Mes écrivains et moi, c'est comme ça.

Il m'arrive de tomber amoureuse, sans que je sache vraiment pourquoi, parce que des mots m'ont plu, qu'ils me correspondent à un moment. Alors, il est heureux pour moi que je ne les connaisse pas vraiment, ces écrivains pour lesquels j'ai un "coup de foudre" !

Il faudra que je vous parle un jour de ceux qui l'ont précédé dans ma bibliothèque, ceux dont j'ai, sur mes rayons, tous les livres (ou presque). Ils peuvent être homme ou femme, peu importe, parce que je ne vais rien en faire d'autre que de les lire, passionnément.
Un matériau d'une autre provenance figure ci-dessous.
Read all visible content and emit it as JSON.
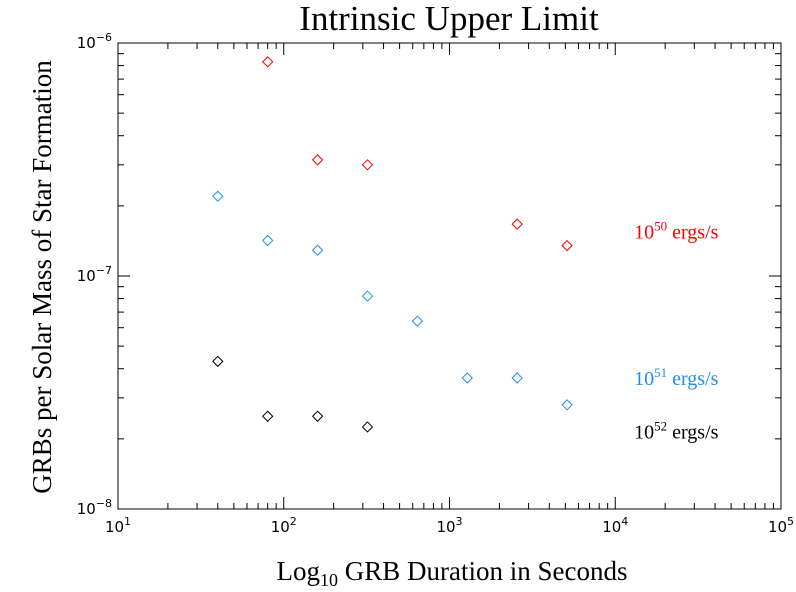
{
  "chart_data": {
    "type": "scatter",
    "title": "Intrinsic Upper Limit",
    "xlabel": {
      "prefix": "Log",
      "subscript": "10",
      "suffix": " GRB Duration in Seconds"
    },
    "ylabel": "GRBs per Solar Mass of Star Formation",
    "xscale": "log",
    "yscale": "log",
    "xlim": [
      10,
      100000
    ],
    "ylim": [
      1e-08,
      1e-06
    ],
    "grid": false,
    "marker": "diamond",
    "x_ticks": [
      {
        "value": 10,
        "base": "10",
        "exp": "1"
      },
      {
        "value": 100,
        "base": "10",
        "exp": "2"
      },
      {
        "value": 1000,
        "base": "10",
        "exp": "3"
      },
      {
        "value": 10000,
        "base": "10",
        "exp": "4"
      },
      {
        "value": 100000,
        "base": "10",
        "exp": "5"
      }
    ],
    "y_ticks": [
      {
        "value": 1e-08,
        "base": "10",
        "exp": "−8"
      },
      {
        "value": 1e-07,
        "base": "10",
        "exp": "−7"
      },
      {
        "value": 1e-06,
        "base": "10",
        "exp": "−6"
      }
    ],
    "series": [
      {
        "name": "",
        "color": "#ff0000",
        "points": [
          {
            "x": 80,
            "y": 8.3e-07
          },
          {
            "x": 160,
            "y": 3.15e-07
          },
          {
            "x": 320,
            "y": 3e-07
          },
          {
            "x": 2560,
            "y": 1.67e-07
          },
          {
            "x": 5120,
            "y": 1.35e-07
          }
        ]
      },
      {
        "name": "",
        "color": "#1f8ef1",
        "points": [
          {
            "x": 40,
            "y": 2.2e-07
          },
          {
            "x": 80,
            "y": 1.42e-07
          },
          {
            "x": 160,
            "y": 1.29e-07
          },
          {
            "x": 320,
            "y": 8.2e-08
          },
          {
            "x": 640,
            "y": 6.4e-08
          },
          {
            "x": 1280,
            "y": 3.65e-08
          },
          {
            "x": 2560,
            "y": 3.65e-08
          },
          {
            "x": 5120,
            "y": 2.8e-08
          }
        ]
      },
      {
        "name": "",
        "color": "#000000",
        "points": [
          {
            "x": 40,
            "y": 4.3e-08
          },
          {
            "x": 80,
            "y": 2.5e-08
          },
          {
            "x": 160,
            "y": 2.5e-08
          },
          {
            "x": 320,
            "y": 2.25e-08
          }
        ]
      }
    ],
    "annotations": [
      {
        "base": "10",
        "exp": "50",
        "text": " ergs/s",
        "color": "#ff0000",
        "x": 13000,
        "y": 1.55e-07
      },
      {
        "base": "10",
        "exp": "51",
        "text": " ergs/s",
        "color": "#1f8ef1",
        "x": 13000,
        "y": 3.65e-08
      },
      {
        "base": "10",
        "exp": "52",
        "text": " ergs/s",
        "color": "#000000",
        "x": 13000,
        "y": 2.15e-08
      }
    ]
  }
}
Promettez-moi de ne pas vous moquer... Je pense que ça a dû vous arriver, à vous aussi, de tomber amoureux (ou amoureuse) de quelqu'un dont vous ne saviez pas grand chose, que vous ne croisiez qu'à certaines occasions... Non ? C'est comme d'être amoureux d'un acteur ou d'une actrice... Vous voyez tous ses films, vous collectionnez ses images... tout en sachant que, dans la réalité, c'est peut-être quelqu'un de pas très fréquentable.

Mais vous n'en avez cure, n'est-ce pas ? Parce que ce qui compte pour vous, c'est le plaisir que vous ressentez en le/la regardant, en l'écoutant.

Moi, j'aime lire, c'est comme ça. Et je préfère certaines lectures à d'autres, c'est comme ça aussi.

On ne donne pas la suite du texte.